= Adelaide Women's Club =

Social club in Adelaide, South Australia

Adelaide Women's Club was a social club for women which operated from 1922 to 1938 in Adelaide, South Australia.

==History==
The Adelaide Women's Club was founded in June 1922 by a handful of professional women led by Adelaide Miethke, and incorporated later the same year. Club premises were located in upstairs rooms previously operated by the YWCA on Grenfell Street, but soon moved to what had been Beaches Restaurant on Hindley Street, about 100 metres from King William Street. Its membership was drawn from Adelaide's business, public, professional, scientific, literary, and artistic communities, but also welcomed married women with "home duties". The Club was founded with 163 members, and by September 1923 had grown to 281. Membership was £1 a year, and the entrance fee 2/6. Facilities included library, drawing rooms, dressing rooms and a cafeteria. By March 1930 membership had grown to 320.

The foundation committee consisted of secretary/manager E. Gill (Eileen?), and president Adelaide Miethke, with two vice presidents Amy Tomkinson and Phebe Watson, treasurer Gertrude May Fulston JP (1893–1954), and six ordinary members. Trustees were Adelaide Miethke, Phebe Watson, and Gertrude May Fulston. Committee membership remained stable for many years, with Meta Buring (1875–1955) being one of the few new faces.

In 1930 a wall of their building collapsed, followed by a fire, and the committee saw this as an opportunity to move from Hindley Street to larger premises in the White Hart building, Peel Street, just around the corner; additional facilities included a bathroom, five bedrooms and a balcony. With the new premises, the Club enjoyed a surge in membership, and Mrs. Decimus Smith, née Irene France (1884–1966) was appointed business manager. Prominent members from around this time were the singer Charlotte Grivell and Lady Hore-Ruthven (also known as Lady Gowrie).

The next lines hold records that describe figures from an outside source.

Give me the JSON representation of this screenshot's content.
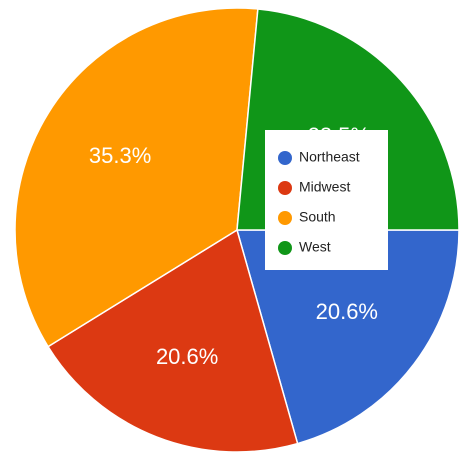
{
  "chart_data": {
    "type": "pie",
    "categories": [
      "Northeast",
      "Midwest",
      "South",
      "West"
    ],
    "values": [
      20.6,
      20.6,
      35.3,
      23.5
    ],
    "value_labels": [
      "20.6%",
      "20.6%",
      "35.3%",
      "23.5%"
    ],
    "colors": [
      "#3366cc",
      "#dc3912",
      "#ff9900",
      "#109618"
    ],
    "legend": "right"
  }
}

For practically the whole life of the Club, Alliance Française met at the Club rooms. Other organizations to use the Club's facilities were the United Arts Club, and the National Council of Women also held their meetings at the Club, which they made their headquarters. Various Old Scholars' groups held their reunions there, as did the Advanced School for Girls for their annual bridge night, one of the last functions to be held in the clubrooms.

The Club went into recess in December 1938 and never reopened. No public announcement was made regarding its closure either before or after.